Japończycy traktują ogrody jako wyspy na ocenie codziennej rzeczywistości. Umieszczają w nich symbole nawiązujące do swojej ideologii, filozofii, religii i kultury. Tak zrobili we Wrocławiu. Co symbolizuje kamienna ścieżka przy stawie? Dlaczego szare misy (do obmywania) stoją na ziemi? W jaki sposób łukowy, drewniany most odnosi się do Buddy Nieograniczonego Świata? Wszystkich kart nie odkrywamy, żeby nie odbierać czytelnikom przyjemności ze zwiedzania. — Tak naprawdę bez przewodnika niewiele się dowiemy — zachęca Rafał Wodzicki.
Jedna ze ścieżek spacerowych zwana jest herbacianą. Wchodzi się na nią przez bramę sukiya-mon. — Sukiya to budynki połączone z ceremonią picia herbaty — wyjaśnia nasz przewodnik. — Punktem kulminacyjnym spaceru jest pawilon herbaciany — dodaje.
Otwarte od kwietnia. Po ile bilety w tym roku?
Po drodze mija się oczywiście drzewa i krzewy. 31 marca – w przededniu otwarcia ogrodu — kwitnie śliwa wiśniowa w odcieniach bieli i różu, głowy do słońca wystawiają żonkile, ale większość roślin liściastych, włącznie z wiśnią, jeszcze śpi. Rosną gatunki znane w Japonii i innych krajach Azji, takie jak szydlica japońska, sosna koreańska, modrzewnik chiński, miłorząb, korkowiec amurski, klony palmowe, berberysy. — Ten klon grabolistny na pewno ma przynajmniej sto lat — wskazuje Rafał Wodzicki.
Rośliny były jednakże pomijane przez Japończyków, którzy zakładali także ogrody suchego krajobrazu.

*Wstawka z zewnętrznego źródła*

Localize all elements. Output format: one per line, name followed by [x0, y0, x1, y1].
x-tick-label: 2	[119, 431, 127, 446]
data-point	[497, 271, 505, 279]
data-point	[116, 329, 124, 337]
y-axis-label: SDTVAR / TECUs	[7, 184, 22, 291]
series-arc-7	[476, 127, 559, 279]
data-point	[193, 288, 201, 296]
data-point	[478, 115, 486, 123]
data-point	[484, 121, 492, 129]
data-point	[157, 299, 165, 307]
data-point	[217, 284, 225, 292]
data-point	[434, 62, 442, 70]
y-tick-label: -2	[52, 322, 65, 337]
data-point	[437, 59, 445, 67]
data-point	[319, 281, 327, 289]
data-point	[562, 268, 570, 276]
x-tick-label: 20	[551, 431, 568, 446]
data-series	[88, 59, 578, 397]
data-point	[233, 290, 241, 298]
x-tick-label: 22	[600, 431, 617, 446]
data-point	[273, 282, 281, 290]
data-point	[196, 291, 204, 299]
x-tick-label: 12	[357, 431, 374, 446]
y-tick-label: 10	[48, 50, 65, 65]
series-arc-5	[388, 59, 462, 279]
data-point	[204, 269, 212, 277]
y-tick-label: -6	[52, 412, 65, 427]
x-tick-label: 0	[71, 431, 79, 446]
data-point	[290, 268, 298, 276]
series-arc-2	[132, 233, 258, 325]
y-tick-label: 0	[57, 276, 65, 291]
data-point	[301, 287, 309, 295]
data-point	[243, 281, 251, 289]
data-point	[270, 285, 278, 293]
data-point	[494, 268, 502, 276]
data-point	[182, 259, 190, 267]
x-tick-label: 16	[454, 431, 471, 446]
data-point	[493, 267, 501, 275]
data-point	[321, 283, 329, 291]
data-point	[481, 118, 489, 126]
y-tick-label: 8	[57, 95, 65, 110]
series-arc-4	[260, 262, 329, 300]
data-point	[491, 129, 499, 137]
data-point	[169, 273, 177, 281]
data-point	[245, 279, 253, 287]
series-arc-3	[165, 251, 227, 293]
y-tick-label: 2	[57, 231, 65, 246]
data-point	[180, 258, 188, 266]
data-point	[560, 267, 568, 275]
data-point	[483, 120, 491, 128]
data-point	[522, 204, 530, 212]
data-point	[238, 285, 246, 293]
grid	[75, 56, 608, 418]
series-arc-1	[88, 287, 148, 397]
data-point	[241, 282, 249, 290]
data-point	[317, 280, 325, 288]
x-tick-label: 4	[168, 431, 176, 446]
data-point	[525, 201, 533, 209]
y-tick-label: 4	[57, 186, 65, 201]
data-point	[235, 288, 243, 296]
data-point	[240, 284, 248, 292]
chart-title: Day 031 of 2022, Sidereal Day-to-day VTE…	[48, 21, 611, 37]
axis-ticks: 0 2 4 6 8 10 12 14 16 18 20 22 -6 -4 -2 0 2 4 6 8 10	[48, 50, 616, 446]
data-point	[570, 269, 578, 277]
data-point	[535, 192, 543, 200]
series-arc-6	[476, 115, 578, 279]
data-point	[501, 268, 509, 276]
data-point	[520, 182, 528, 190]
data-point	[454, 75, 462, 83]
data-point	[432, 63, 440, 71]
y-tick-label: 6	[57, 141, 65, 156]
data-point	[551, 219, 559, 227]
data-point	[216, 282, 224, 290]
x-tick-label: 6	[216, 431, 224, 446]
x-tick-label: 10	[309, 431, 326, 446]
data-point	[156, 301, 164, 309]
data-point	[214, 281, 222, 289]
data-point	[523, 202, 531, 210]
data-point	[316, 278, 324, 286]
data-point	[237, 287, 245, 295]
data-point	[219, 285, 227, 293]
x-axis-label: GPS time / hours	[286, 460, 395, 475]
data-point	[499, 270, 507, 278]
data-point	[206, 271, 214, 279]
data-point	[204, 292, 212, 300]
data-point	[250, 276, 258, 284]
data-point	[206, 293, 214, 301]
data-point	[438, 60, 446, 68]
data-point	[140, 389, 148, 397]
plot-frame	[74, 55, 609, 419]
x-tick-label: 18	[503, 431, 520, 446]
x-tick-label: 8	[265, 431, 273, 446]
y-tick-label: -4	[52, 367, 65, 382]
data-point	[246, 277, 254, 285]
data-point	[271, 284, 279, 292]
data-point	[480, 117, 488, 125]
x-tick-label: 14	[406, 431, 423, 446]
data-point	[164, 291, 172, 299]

Wodę symbolizował w nich żwir zagrabiony w okrężne rowki przypominające fale. Pamiętajmy więc zwłaszcza o kamieniach, które nigdy nie odchodzą.
Ogród Japoński (będący częścią parku Szczytnickiego i znajdujący się nieopodal Hali Stulecia) jest otwarty codziennie od 1 kwietnia do ostatniego dnia października. Wejście podrożało o kilka złotych i kosztuje w tym roku:
- 21 złotych za bilet normalny,
- 14 złotych za ulgowy,
- bezpłatnie: dzieci do lat trzech, przewodnicy i osoby niepełnosprawne z opiekunami.
Osobom z kartami Nasz Wrocław i Nasz Wrocław Max przysługują zniżki.